Toyota Motor Corp. said it plans to start exporting cars to Israel this fall, joining four smaller Japanese automakers already doing business with Tel Aviv.
The plan was announced as the Japanese government was reported to be changing its Middle East policy by seeking warmer relations with Israel. Japan, heavily dependent on Middle East oil, for decades has favored Arab countries.Toyota spokesman Yoshihara Ta-teishi said the plan calls for shipments of at least 5,000 cars a year to Tel Aviv through Israel's Union Motors Ltd.
"The plan has been under study for a long time. The company originally wanted to start the business last year but was forced to postpone it due to the Gulf situation," he said.
The volume of exports is expected to grow since the Israeli market, currently estimated at up to 100,000 vehicles a year, has shown a trend of rapid expansion.

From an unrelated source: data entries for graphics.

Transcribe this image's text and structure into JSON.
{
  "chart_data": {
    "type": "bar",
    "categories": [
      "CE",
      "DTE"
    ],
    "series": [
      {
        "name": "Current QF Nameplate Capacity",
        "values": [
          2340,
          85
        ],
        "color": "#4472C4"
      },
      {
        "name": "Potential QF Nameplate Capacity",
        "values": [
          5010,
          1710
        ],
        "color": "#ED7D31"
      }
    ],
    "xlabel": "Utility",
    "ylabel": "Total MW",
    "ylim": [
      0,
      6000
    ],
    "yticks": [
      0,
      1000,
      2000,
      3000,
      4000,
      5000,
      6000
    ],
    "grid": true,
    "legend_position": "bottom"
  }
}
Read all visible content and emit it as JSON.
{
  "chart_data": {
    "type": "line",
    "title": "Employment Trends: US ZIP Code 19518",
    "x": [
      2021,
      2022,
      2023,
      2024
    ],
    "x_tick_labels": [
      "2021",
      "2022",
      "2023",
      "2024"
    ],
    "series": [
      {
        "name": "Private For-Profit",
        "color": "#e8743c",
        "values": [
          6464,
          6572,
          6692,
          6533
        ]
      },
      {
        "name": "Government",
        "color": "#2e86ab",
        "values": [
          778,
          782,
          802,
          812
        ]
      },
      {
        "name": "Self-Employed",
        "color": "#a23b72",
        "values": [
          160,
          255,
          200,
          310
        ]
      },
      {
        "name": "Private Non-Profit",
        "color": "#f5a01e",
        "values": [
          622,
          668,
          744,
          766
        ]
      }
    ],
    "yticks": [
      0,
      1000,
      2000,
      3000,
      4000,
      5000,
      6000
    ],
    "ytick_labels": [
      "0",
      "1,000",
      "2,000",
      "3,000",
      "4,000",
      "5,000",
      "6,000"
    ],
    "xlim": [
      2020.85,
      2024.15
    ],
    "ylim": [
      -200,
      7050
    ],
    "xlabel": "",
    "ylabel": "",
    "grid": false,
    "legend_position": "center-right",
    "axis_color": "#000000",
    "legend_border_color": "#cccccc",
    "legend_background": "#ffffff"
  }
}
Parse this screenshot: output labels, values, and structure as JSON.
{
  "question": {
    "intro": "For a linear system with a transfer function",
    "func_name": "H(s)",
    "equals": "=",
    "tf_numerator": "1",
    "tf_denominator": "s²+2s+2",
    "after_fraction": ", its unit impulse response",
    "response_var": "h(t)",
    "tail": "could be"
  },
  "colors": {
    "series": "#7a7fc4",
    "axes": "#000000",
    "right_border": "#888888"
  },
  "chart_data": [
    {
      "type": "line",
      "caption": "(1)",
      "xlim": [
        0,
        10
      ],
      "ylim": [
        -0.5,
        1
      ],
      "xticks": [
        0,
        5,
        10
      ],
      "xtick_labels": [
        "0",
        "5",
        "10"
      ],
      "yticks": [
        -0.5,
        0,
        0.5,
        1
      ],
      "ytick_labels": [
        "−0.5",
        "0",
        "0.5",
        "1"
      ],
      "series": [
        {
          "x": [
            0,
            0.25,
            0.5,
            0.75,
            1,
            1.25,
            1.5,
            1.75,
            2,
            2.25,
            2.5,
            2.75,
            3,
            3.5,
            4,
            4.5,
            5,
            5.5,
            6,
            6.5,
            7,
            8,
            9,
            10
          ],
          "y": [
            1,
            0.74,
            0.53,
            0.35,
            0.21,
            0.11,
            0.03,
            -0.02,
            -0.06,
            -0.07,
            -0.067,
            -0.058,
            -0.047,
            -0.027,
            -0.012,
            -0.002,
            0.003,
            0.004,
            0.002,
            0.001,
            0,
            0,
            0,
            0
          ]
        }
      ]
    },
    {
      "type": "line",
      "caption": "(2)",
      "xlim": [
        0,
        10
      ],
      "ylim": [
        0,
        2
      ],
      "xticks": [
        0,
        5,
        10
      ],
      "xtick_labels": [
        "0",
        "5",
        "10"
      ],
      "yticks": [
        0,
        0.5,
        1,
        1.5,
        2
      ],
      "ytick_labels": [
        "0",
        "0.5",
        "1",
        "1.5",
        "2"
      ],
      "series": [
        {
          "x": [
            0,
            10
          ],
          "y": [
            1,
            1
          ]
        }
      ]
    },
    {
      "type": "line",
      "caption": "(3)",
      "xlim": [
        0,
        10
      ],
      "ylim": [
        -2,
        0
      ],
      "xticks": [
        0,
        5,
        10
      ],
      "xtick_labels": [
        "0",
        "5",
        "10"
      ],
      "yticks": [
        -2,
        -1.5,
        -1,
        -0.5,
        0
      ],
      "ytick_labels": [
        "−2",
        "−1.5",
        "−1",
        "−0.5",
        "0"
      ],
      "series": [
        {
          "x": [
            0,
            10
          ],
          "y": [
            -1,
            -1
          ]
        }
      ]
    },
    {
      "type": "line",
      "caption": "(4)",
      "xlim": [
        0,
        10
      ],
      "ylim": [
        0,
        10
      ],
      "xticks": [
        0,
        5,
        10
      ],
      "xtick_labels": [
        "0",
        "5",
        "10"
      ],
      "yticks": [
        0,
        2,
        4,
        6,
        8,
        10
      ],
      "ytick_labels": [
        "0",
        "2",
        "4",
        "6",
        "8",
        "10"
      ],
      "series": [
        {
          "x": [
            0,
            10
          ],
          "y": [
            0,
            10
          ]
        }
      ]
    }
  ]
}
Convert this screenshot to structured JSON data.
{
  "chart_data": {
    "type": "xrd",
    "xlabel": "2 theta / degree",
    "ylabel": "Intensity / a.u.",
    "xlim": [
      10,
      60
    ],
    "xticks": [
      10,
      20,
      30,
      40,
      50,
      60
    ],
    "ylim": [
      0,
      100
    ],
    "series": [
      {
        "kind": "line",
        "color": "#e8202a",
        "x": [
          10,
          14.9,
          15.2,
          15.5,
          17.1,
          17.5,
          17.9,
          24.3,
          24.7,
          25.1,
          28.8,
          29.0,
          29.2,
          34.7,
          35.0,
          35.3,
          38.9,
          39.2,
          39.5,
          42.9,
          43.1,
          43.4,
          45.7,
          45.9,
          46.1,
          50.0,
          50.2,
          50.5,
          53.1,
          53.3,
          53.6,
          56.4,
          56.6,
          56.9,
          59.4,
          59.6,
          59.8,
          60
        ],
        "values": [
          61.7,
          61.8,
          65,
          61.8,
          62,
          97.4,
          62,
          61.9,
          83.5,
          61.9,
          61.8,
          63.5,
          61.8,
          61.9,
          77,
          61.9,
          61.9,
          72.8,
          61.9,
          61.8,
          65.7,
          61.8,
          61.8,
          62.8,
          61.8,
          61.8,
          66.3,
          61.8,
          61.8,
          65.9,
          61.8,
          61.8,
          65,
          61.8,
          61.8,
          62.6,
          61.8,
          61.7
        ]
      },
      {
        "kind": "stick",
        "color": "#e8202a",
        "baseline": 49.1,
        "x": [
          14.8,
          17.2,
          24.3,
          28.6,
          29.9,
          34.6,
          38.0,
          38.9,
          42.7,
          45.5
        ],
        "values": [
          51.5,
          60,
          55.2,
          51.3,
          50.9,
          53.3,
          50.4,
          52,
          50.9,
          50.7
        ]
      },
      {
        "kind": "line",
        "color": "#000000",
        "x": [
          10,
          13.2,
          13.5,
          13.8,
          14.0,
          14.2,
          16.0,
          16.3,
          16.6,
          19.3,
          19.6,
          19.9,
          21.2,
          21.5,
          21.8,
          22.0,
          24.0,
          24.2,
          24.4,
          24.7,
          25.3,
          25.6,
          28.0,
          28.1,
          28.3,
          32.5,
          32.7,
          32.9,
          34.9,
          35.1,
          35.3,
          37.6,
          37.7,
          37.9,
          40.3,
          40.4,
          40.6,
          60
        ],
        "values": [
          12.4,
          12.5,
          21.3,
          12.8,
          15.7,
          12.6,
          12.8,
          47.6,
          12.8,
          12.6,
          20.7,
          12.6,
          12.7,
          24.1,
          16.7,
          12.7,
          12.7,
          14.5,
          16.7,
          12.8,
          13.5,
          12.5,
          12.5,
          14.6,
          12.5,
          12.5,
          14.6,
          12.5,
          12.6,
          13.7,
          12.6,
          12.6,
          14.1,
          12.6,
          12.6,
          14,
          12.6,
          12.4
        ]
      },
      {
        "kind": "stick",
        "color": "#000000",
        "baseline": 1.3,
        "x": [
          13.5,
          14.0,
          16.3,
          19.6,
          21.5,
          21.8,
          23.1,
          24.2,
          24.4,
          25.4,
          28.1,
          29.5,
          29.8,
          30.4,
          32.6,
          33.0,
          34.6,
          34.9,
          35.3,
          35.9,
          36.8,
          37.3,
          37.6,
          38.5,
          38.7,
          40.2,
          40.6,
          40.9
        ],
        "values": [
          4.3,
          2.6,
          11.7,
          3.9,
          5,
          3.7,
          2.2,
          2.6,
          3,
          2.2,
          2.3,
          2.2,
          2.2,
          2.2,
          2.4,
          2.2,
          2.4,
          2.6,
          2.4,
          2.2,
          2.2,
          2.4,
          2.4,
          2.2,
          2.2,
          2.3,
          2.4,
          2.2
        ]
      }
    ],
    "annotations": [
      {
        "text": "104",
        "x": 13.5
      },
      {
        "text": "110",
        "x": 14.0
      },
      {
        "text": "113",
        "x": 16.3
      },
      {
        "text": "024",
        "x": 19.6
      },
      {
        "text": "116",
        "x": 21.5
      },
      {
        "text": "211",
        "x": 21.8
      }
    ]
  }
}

The New York-based International Jewish Congress has criticized Toyota and other major Japanese automakers in the past for allegedly refusing to do business directly with Israel under apparent pressure from Arab countries.
The four Japanese automakers already exporting vehicles to Israel are Fuji Heavy Industies, Mitsubishi Motors, Daihatsu Motor and Honda Motor. They exported 36,400 vehicles to Tel Aviv last year, a more than threefold increase from 1989.